U.S. military aerial refueling: extending ‘the reach’

by Mark Morgan
Hq. AMC History Office

This is the third article in a series of articles highlighting the history of aerial refueling and the important role aerial refueling has played in American military history.

On Aug. 6, 1946, the world’s largest bomber took to the air from the Consolidated-Vultee plant on the south side of Lake Worth, west of Fort Worth, Texas. The huge, six-engine B-36 was a wartime design, built for non-stop round-trip flights from the United States to Germany in the event of the loss of bases in England.

The first B-36 production models entered service with Strategic Air Command in late 1948. The B-36 was big enough to carry the large nuclear weapons of the time and carried enough fuel – more than 183,000 pounds — to make the 10,000-mile round-trip flight to Europe and back.

However, the B-36 lacked speed and maneuverability and, during the early 1950s, the aircraft became highly vulnerable to enemy jet fighter aircraft. Fortunately, the Boeing Airplane Company had the B-36’s replacements in development: the jet-propelled B-47 and B-52. However, these new aircraft — unlike the B-36 — needed air refueling to hit targets in the Soviet Union. At the time of their development, no aerial refueling aircraft existed.

In January 1948, former bomber commander and the first U.S. Air Force chief of staff, Gen. Carl A. “Tooey” Spaatz, identified in-flight refueling as the young service’s highest initial priority. Two months later, Air Force personnel from Wright-Patterson AFB, Ohio, visited Britain’s Flight Refueling Limited, evaluated the company’s loop-hose air refueling system design, and bought two examples. The Air Force also ordered 40 additional sets and acquired manufacturing rights for the system.

Upon arrival in the states, the two refueling systems went to Boeing’s Wichita, Kan., plant for installation in B-29s. The subsequent conversion program resulted in the production of 40 KB-29M tankers and 40 B-29MR receivers. On June 30, 1948, SAC activated its first two KB-29M squadrons: the 43rd Air Refueling Squadron at Davis-Monthan AFB, Az., and the 509th Air Refueling Squadron at Walker AFB, New Mexico.

The introduction of dedicated tanker aircraft and crews allowed SAC to extend the range of its B-29 and B-50A bombers. Concurrently, SAC and the Air Force made the decision to equip all future bombers with an in-flight refueling capability.

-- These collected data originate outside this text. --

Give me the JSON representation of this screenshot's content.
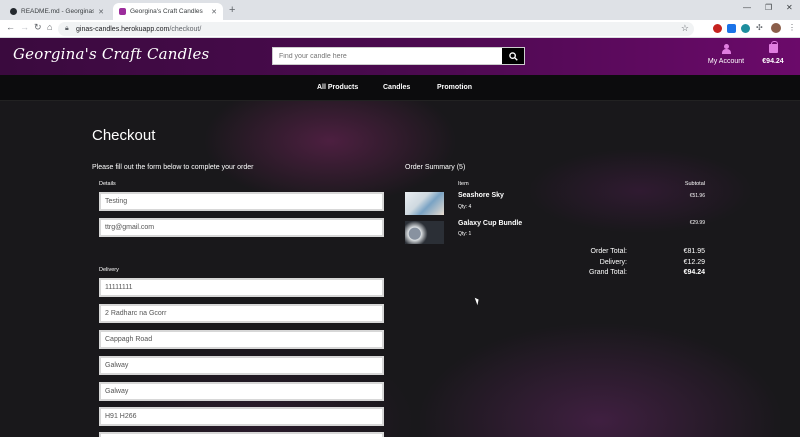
{
  "browser": {
    "tabs": [
      {
        "title": "README.md - Georginas_Craft..."
      },
      {
        "title": "Georgina's Craft Candles"
      }
    ],
    "url_host": "ginas-candles.herokuapp.com",
    "url_path": "/checkout/",
    "colors": {
      "ext_red": "#c5221f",
      "ext_blue": "#1a73e8",
      "ext_teal": "#1e8e9e",
      "ext_gray": "#5f6368"
    }
  },
  "site": {
    "logo": "Georgina's Craft Candles",
    "search_placeholder": "Find your candle here",
    "account_label": "My Account",
    "bag_total": "€94.24",
    "nav": [
      "All Products",
      "Candles",
      "Promotion"
    ],
    "colors": {
      "header_start": "#3a0a3e",
      "header_end": "#6b0a6a",
      "accent_icon": "#e07ee0"
    }
  },
  "checkout": {
    "title": "Checkout",
    "instructions": "Please fill out the form below to complete your order",
    "details_label": "Details",
    "delivery_label": "Delivery",
    "details_fields": [
      "Testing",
      "ttrg@gmail.com"
    ],
    "delivery_fields": [
      "11111111",
      "2 Radharc na Gcorr",
      "Cappagh Road",
      "Galway",
      "Galway",
      "H91 H266"
    ]
  },
  "summary": {
    "title": "Order Summary (5)",
    "col_item": "Item",
    "col_subtotal": "Subtotal",
    "items": [
      {
        "name": "Seashore Sky",
        "qty": "Qty: 4",
        "subtotal": "€51.96"
      },
      {
        "name": "Galaxy Cup Bundle",
        "qty": "Qty: 1",
        "subtotal": "€29.99"
      }
    ],
    "order_total_label": "Order Total:",
    "order_total": "€81.95",
    "delivery_label": "Delivery:",
    "delivery": "€12.29",
    "grand_total_label": "Grand Total:",
    "grand_total": "€94.24"
  }
}
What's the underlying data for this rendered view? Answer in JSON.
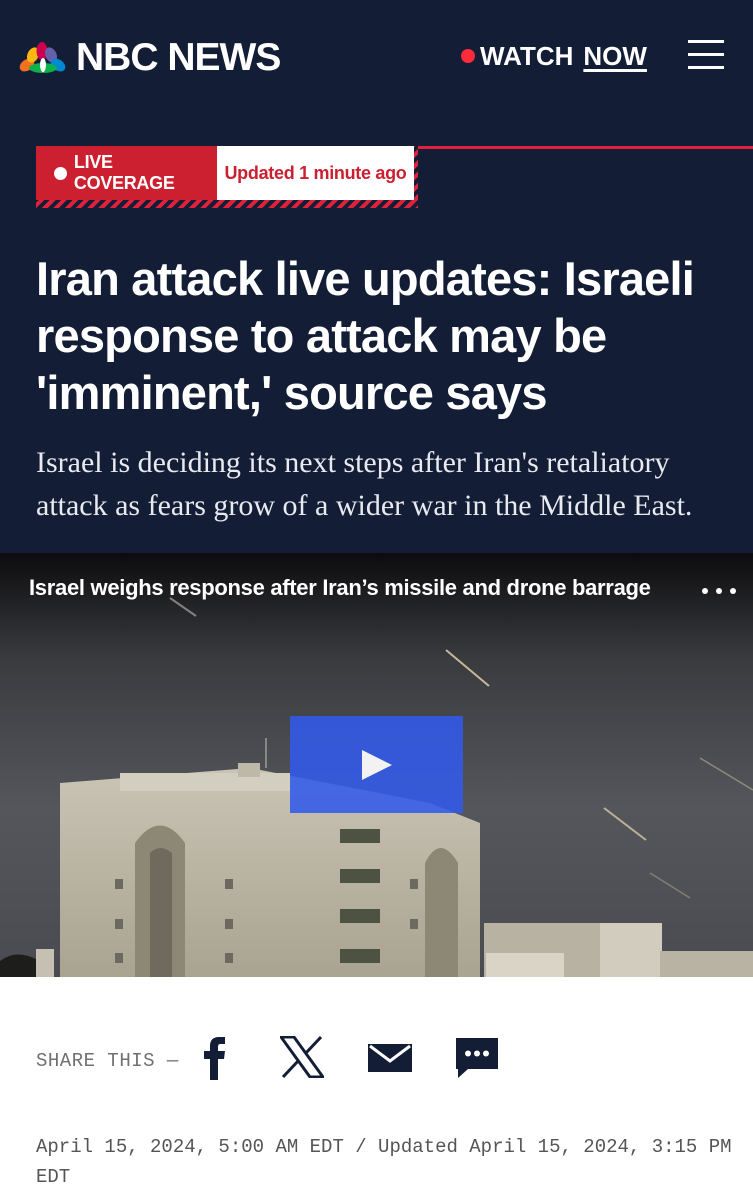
{
  "header": {
    "brand": "NBC NEWS",
    "watch_label": "WATCH",
    "now_label": "NOW",
    "colors": {
      "background": "#131e36",
      "live_red": "#cc1f2f",
      "accent_red": "#e0213b"
    }
  },
  "badge": {
    "live_label": "LIVE COVERAGE",
    "updated_label": "Updated 1 minute ago"
  },
  "article": {
    "headline": "Iran attack live updates: Israeli response to attack may be 'imminent,' source says",
    "dek": "Israel is deciding its next steps after Iran's retaliatory attack as fears grow of a wider war in the Middle East."
  },
  "video": {
    "title": "Israel weighs response after Iran’s missile and drone barrage",
    "play_icon": "play-icon",
    "more_icon": "more-options-icon"
  },
  "share": {
    "label": "SHARE THIS —",
    "icons": [
      "facebook-icon",
      "x-icon",
      "email-icon",
      "sms-icon"
    ]
  },
  "dateline": {
    "text": "April 15, 2024, 5:00 AM EDT / Updated April 15, 2024, 3:15 PM EDT"
  }
}
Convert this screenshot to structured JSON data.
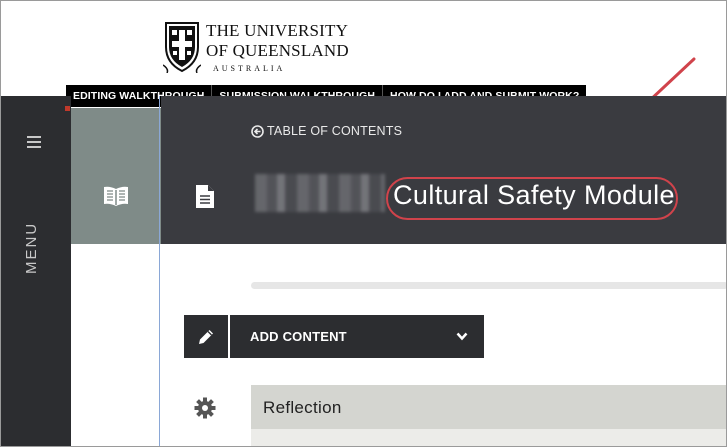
{
  "logo": {
    "line1": "THE UNIVERSITY",
    "line2": "OF QUEENSLAND",
    "line3": "AUSTRALIA"
  },
  "walkthrough_bar": {
    "items": [
      "EDITING WALKTHROUGH",
      "SUBMISSION WALKTHROUGH",
      "HOW DO I ADD AND SUBMIT WORK?"
    ]
  },
  "sidebar": {
    "menu_label": "MENU",
    "icon": "hamburger-icon"
  },
  "header": {
    "toc_label": "TABLE OF CONTENTS",
    "module_title": "Cultural Safety Module",
    "icons": [
      "book-icon",
      "document-icon",
      "arrow-left-circle-icon"
    ]
  },
  "toolbar": {
    "add_content_label": "ADD CONTENT",
    "icons": [
      "pencil-icon",
      "chevron-down-icon"
    ]
  },
  "content": {
    "section_label": "Reflection",
    "icons": [
      "gear-icon"
    ]
  },
  "colors": {
    "dark_bg": "#2c2d30",
    "header_bg": "#3a3b40",
    "book_tile": "#7f8b88",
    "annotation": "#d0434b",
    "section_row": "#d4d5d0"
  }
}
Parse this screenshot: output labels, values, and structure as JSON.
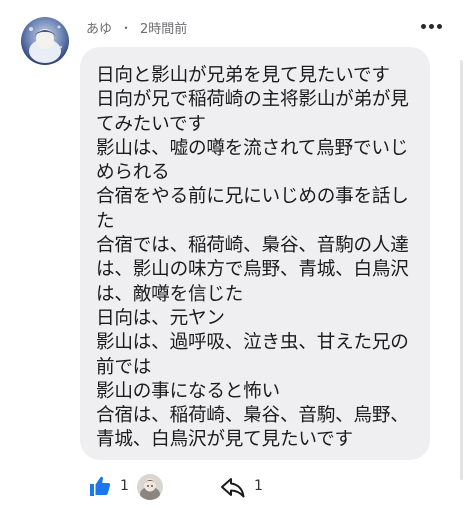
{
  "comment": {
    "author": "あゆ",
    "separator": "・",
    "time": "2時間前",
    "lines": [
      "日向と影山が兄弟を見て見たいです",
      "日向が兄で稲荷崎の主将影山が弟が見",
      "てみたいです",
      "影山は、嘘の噂を流されて烏野でいじ",
      "められる",
      "合宿をやる前に兄にいじめの事を話し",
      "た",
      "合宿では、稲荷崎、梟谷、音駒の人達",
      "は、影山の味方で烏野、青城、白鳥沢",
      "は、敵噂を信じた",
      "日向は、元ヤン",
      "影山は、過呼吸、泣き虫、甘えた兄の",
      "前では",
      "影山の事になると怖い",
      "合宿は、稲荷崎、梟谷、音駒、烏野、",
      "青城、白鳥沢が見て見たいです"
    ]
  },
  "actions": {
    "like_count": "1",
    "share_count": "1"
  },
  "icons": {
    "like": "thumbs-up-icon",
    "share": "share-arrow-icon",
    "more": "more-options-icon"
  },
  "colors": {
    "like_blue": "#1877f2",
    "bubble_bg": "#efeff1",
    "meta_gray": "#6e6e73"
  }
}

However, the loop-hose system proved unwieldy and difficult, particularly in bad weather. With a two-and-a-half-inch diameter refueling hose, the FRL-developed system transferred fuel at a rate of only 110 gallons per minute. With new high-speed, high-altitude jet bombers coming on line, capable of operating at night and in bad weather, it quickly became apparent something better was needed.

Interestingly enough, Boeing already had a better system in mind. The company developed a “flying boom,” which featured a telescoping pipe with fins at the nozzle end. The fins were termed “ruddervators” because they functioned as both rudders and elevators. The boom operator, sitting in the B-29’s converted tail turret, literally flew the boom into a receptacle on the upper fuselage of the receiver aircraft. This design allowed more positive control of the air-to-air refueling operation and, with the boom’s four-inch diameter, it offered much faster fuel transfer.

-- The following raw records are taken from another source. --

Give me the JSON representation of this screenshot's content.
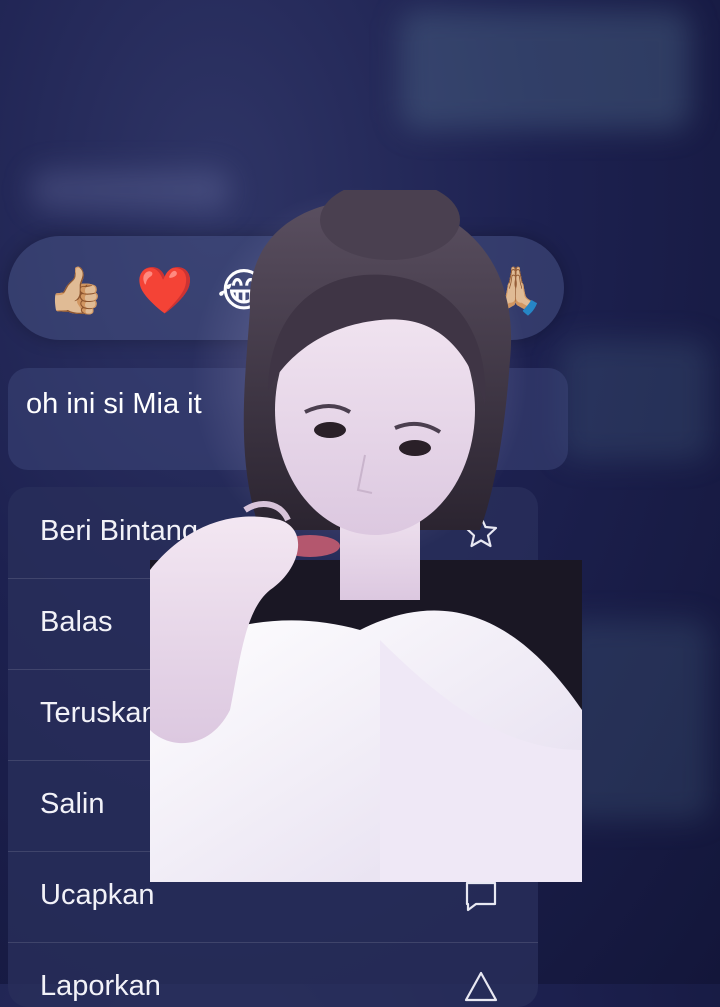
{
  "reactions": [
    {
      "emoji": "👍🏼",
      "name": "thumbs-up"
    },
    {
      "emoji": "❤️",
      "name": "heart"
    },
    {
      "emoji": "😂",
      "name": "laughing"
    },
    {
      "emoji": "🙏🏼",
      "name": "pray"
    }
  ],
  "message": {
    "text": "oh ini si Mia it"
  },
  "menu": {
    "items": [
      {
        "label": "Beri Bintang",
        "icon": "star-icon"
      },
      {
        "label": "Balas",
        "icon": "reply-icon"
      },
      {
        "label": "Teruskan",
        "icon": "forward-icon"
      },
      {
        "label": "Salin",
        "icon": "copy-icon"
      },
      {
        "label": "Ucapkan",
        "icon": "speech-bubble-icon"
      },
      {
        "label": "Laporkan",
        "icon": "warning-icon"
      }
    ]
  },
  "overlay_photo": {
    "subject": "photo-overlay"
  }
}
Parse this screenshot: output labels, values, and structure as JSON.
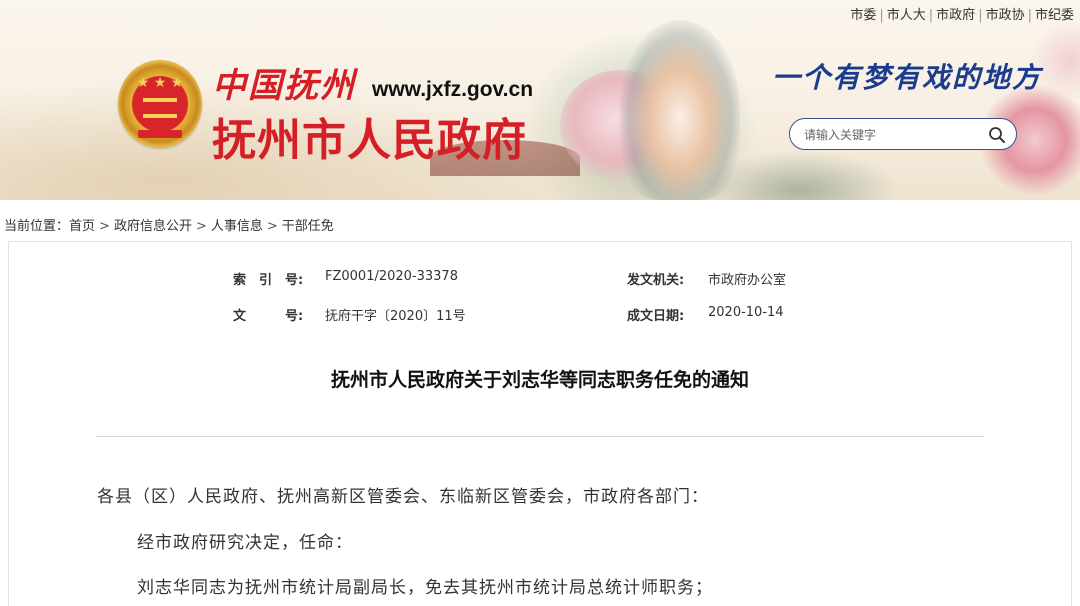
{
  "header": {
    "logo_cn": "中国抚州",
    "logo_url": "www.jxfz.gov.cn",
    "logo_main": "抚州市人民政府",
    "slogan": "一个有梦有戏的地方",
    "top_links": [
      "市委",
      "市人大",
      "市政府",
      "市政协",
      "市纪委"
    ],
    "search": {
      "placeholder": "请输入关键字"
    }
  },
  "breadcrumb": {
    "label": "当前位置：",
    "items": [
      "首页",
      "政府信息公开",
      "人事信息",
      "干部任免"
    ]
  },
  "meta": {
    "index_label": "索　引　号:",
    "index_value": "FZ0001/2020-33378",
    "issuer_label": "发文机关:",
    "issuer_value": "市政府办公室",
    "docno_label": "文　　　号:",
    "docno_value": "抚府干字〔2020〕11号",
    "date_label": "成文日期:",
    "date_value": "2020-10-14"
  },
  "document": {
    "title": "抚州市人民政府关于刘志华等同志职务任免的通知",
    "paragraphs": [
      "各县（区）人民政府、抚州高新区管委会、东临新区管委会，市政府各部门：",
      "经市政府研究决定，任命：",
      "刘志华同志为抚州市统计局副局长，免去其抚州市统计局总统计师职务；"
    ]
  }
}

The Air Force responded by ordering more than 100 B-29s fitted with the flying boom system, designated the KB-29P. The first KB-29Ps went into service with the 97th Air Refueling Squadron at Biggs AFB, Texas, on Sept. 1, 1950.

In the meantime, training continued with the KB-29Ms, including periodic attempts at record-breaking flights. For example, in 1948, from Dec. 7 through Dec. 9, a 43rd Bombardment Group B-50A, commanded by Lt. Col. Michael N. W. McCoy, flew from Carswell AFB, Texas, to Hawaii, dropped a practice bomb, and then returned to Carswell. The flight was made possible by KB-29Ms assigned to the 43rd and 509th Air Refueling Squadrons.

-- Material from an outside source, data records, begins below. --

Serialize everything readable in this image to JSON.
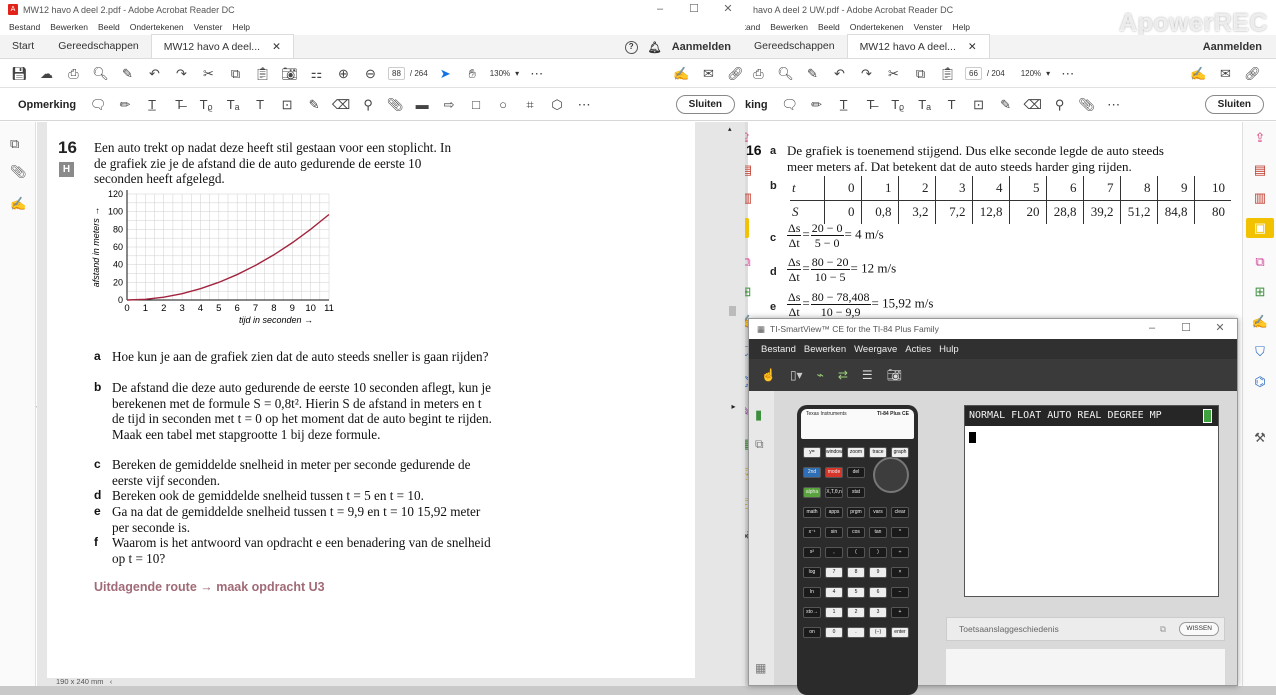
{
  "left_window": {
    "title": "MW12 havo A deel 2.pdf - Adobe Acrobat Reader DC",
    "menu": [
      "Bestand",
      "Bewerken",
      "Beeld",
      "Ondertekenen",
      "Venster",
      "Help"
    ],
    "tabs": {
      "start": "Start",
      "tools": "Gereedschappen",
      "doc": "MW12 havo A deel..."
    },
    "signin": "Aanmelden",
    "page_current": "88",
    "page_total": "/ 264",
    "zoom": "130%",
    "annot_label": "Opmerking",
    "close_label": "Sluiten",
    "status_size": "190 x 240 mm"
  },
  "exercise": {
    "number": "16",
    "badge": "H",
    "intro": "Een auto trekt op nadat deze heeft stil gestaan voor een stoplicht. In de grafiek zie je de afstand die de auto gedurende de eerste 10 seconden heeft afgelegd.",
    "questions": [
      {
        "letter": "a",
        "text": "Hoe kun je aan de grafiek zien dat de auto steeds sneller is gaan rijden?"
      },
      {
        "letter": "b",
        "text": "De afstand die deze auto gedurende de eerste 10 seconden aflegt, kun je berekenen met de formule S = 0,8t². Hierin S de afstand in meters en t de tijd in seconden met t = 0 op het moment dat de auto begint te rijden. Maak een tabel met stapgrootte 1 bij deze formule."
      },
      {
        "letter": "c",
        "text": "Bereken de gemiddelde snelheid in meter per seconde gedurende de eerste vijf seconden."
      },
      {
        "letter": "d",
        "text": "Bereken ook de gemiddelde snelheid tussen t = 5 en t = 10."
      },
      {
        "letter": "e",
        "text": "Ga na dat de gemiddelde snelheid tussen t = 9,9 en t = 10 15,92 meter per seconde is."
      },
      {
        "letter": "f",
        "text": "Waarom is het antwoord van opdracht e een benadering van de snelheid op t = 10?"
      }
    ],
    "route": "Uitdagende route → maak opdracht U3"
  },
  "chart_data": {
    "type": "line",
    "xlabel": "tijd in seconden →",
    "ylabel": "afstand in meters →",
    "xlim": [
      0,
      11
    ],
    "ylim": [
      0,
      120
    ],
    "x_ticks": [
      "0",
      "1",
      "2",
      "3",
      "4",
      "5",
      "6",
      "7",
      "8",
      "9",
      "10",
      "11"
    ],
    "y_ticks": [
      "0",
      "20",
      "40",
      "60",
      "80",
      "100",
      "120"
    ],
    "grid": true,
    "series": [
      {
        "x": [
          0,
          1,
          2,
          3,
          4,
          5,
          6,
          7,
          8,
          9,
          10,
          11
        ],
        "values": [
          0,
          0.8,
          3.2,
          7.2,
          12.8,
          20,
          28.8,
          39.2,
          51.2,
          64.8,
          80,
          96.8
        ],
        "color": "#a3243f"
      }
    ]
  },
  "right_window": {
    "title": "havo A deel 2 UW.pdf - Adobe Acrobat Reader DC",
    "menu": [
      "Bestand",
      "Bewerken",
      "Beeld",
      "Ondertekenen",
      "Venster",
      "Help"
    ],
    "tabs": {
      "tools": "Gereedschappen",
      "doc": "MW12 havo A deel..."
    },
    "signin": "Aanmelden",
    "page_current": "66",
    "page_total": "/ 204",
    "zoom": "120%",
    "annot_label": "king",
    "close_label": "Sluiten",
    "watermark": "ApowerREC"
  },
  "answers": {
    "number": "16",
    "a_letter": "a",
    "a_text": "De grafiek is toenemend stijgend. Dus elke seconde legde de auto steeds meer meters af. Dat betekent dat de auto steeds harder ging rijden.",
    "b_letter": "b",
    "table_t": [
      "t",
      "0",
      "1",
      "2",
      "3",
      "4",
      "5",
      "6",
      "7",
      "8",
      "9",
      "10"
    ],
    "table_s": [
      "S",
      "0",
      "0,8",
      "3,2",
      "7,2",
      "12,8",
      "20",
      "28,8",
      "39,2",
      "51,2",
      "84,8",
      "80"
    ],
    "c": {
      "letter": "c",
      "ds": "Δs",
      "dt": "Δt",
      "num": "20 − 0",
      "den": "5 − 0",
      "result": "= 4 m/s"
    },
    "d": {
      "letter": "d",
      "ds": "Δs",
      "dt": "Δt",
      "num": "80 − 20",
      "den": "10 − 5",
      "result": "= 12 m/s"
    },
    "e": {
      "letter": "e",
      "ds": "Δs",
      "dt": "Δt",
      "num": "80 − 78,408",
      "den": "10 − 9,9",
      "result": "= 15,92 m/s"
    }
  },
  "calculator": {
    "title": "TI-SmartView™ CE for the TI-84 Plus Family",
    "menu": [
      "Bestand",
      "Bewerken",
      "Weergave",
      "Acties",
      "Hulp"
    ],
    "brand": "Texas Instruments",
    "model": "TI-84 Plus CE",
    "status": "NORMAL FLOAT AUTO REAL DEGREE MP",
    "history_label": "Toetsaanslaggeschiedenis",
    "clear_label": "WISSEN",
    "keys": [
      [
        "y=",
        "window",
        "zoom",
        "trace",
        "graph"
      ],
      [
        "2nd",
        "mode",
        "del"
      ],
      [
        "alpha",
        "X,T,θ,n",
        "stat"
      ],
      [
        "math",
        "apps",
        "prgm",
        "vars",
        "clear"
      ],
      [
        "x⁻¹",
        "sin",
        "cos",
        "tan",
        "^"
      ],
      [
        "x²",
        ",",
        "(",
        ")",
        "÷"
      ],
      [
        "log",
        "7",
        "8",
        "9",
        "×"
      ],
      [
        "ln",
        "4",
        "5",
        "6",
        "−"
      ],
      [
        "sto→",
        "1",
        "2",
        "3",
        "+"
      ],
      [
        "on",
        "0",
        ".",
        "(−)",
        "enter"
      ]
    ]
  }
}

The Air Force followed up with a non-stop, around-the-world flight. Again, the 43rd Bombardment Group got the call, although the first attempt on Feb. 25, 1949, came to a quick end when the B-50A “Global Queen” sustained engine problems and landed at Lajes Air Base, Azores.

The next day, the back-up plane, the “Lucky Lady II,” commanded by Capt. James Gallagher, launched from Carswell. The aircraft returned to Texas on March 2, having completed a 94-hour-1-minute flight of 23,452 miles with four in-flight refuelings.

Afterwards, Gen. Curtis E. LeMay, SAC commander, told the news media the obvious: SAC could now deliver an atomic bomb anywhere in the world, and tankers made it possible.

Subsequently, SAC converted its KB-29Ms to a probe and drogue system, using another design pioneered by Flight Refueling International. It featured a refueling hose mounted on an electrically-driven reel inside the tanker, with the receiver aircraft taking on fuel through a fixed refueling probe. While initially tested with bombers, the design later proved particularly useful with fighter aircraft.

However, the B-29’s aging airframe and limited fuel offload capability definitely made it an interim tanker (although the last B-29s didn’t retire from SAC until November 1957). In the meantime, Boeing came up with an improved tanker aircraft, the KC-97.

Based on the Model 377 “Stratocruiser” trans-oceanic airliner, the KC-97 featured a unique double-bubble fuselage with plenty of space available inside for fuel, cargo and passengers, combined with the wings and engines of the Boeing B-50.

The first prototype YC-97A transport served with the Military Air Transport Service during the Berlin Airlift in 1949 and went into full production that same year. In 1950, Boeing introduced the KC-97 variant, equipped with the flying boom system.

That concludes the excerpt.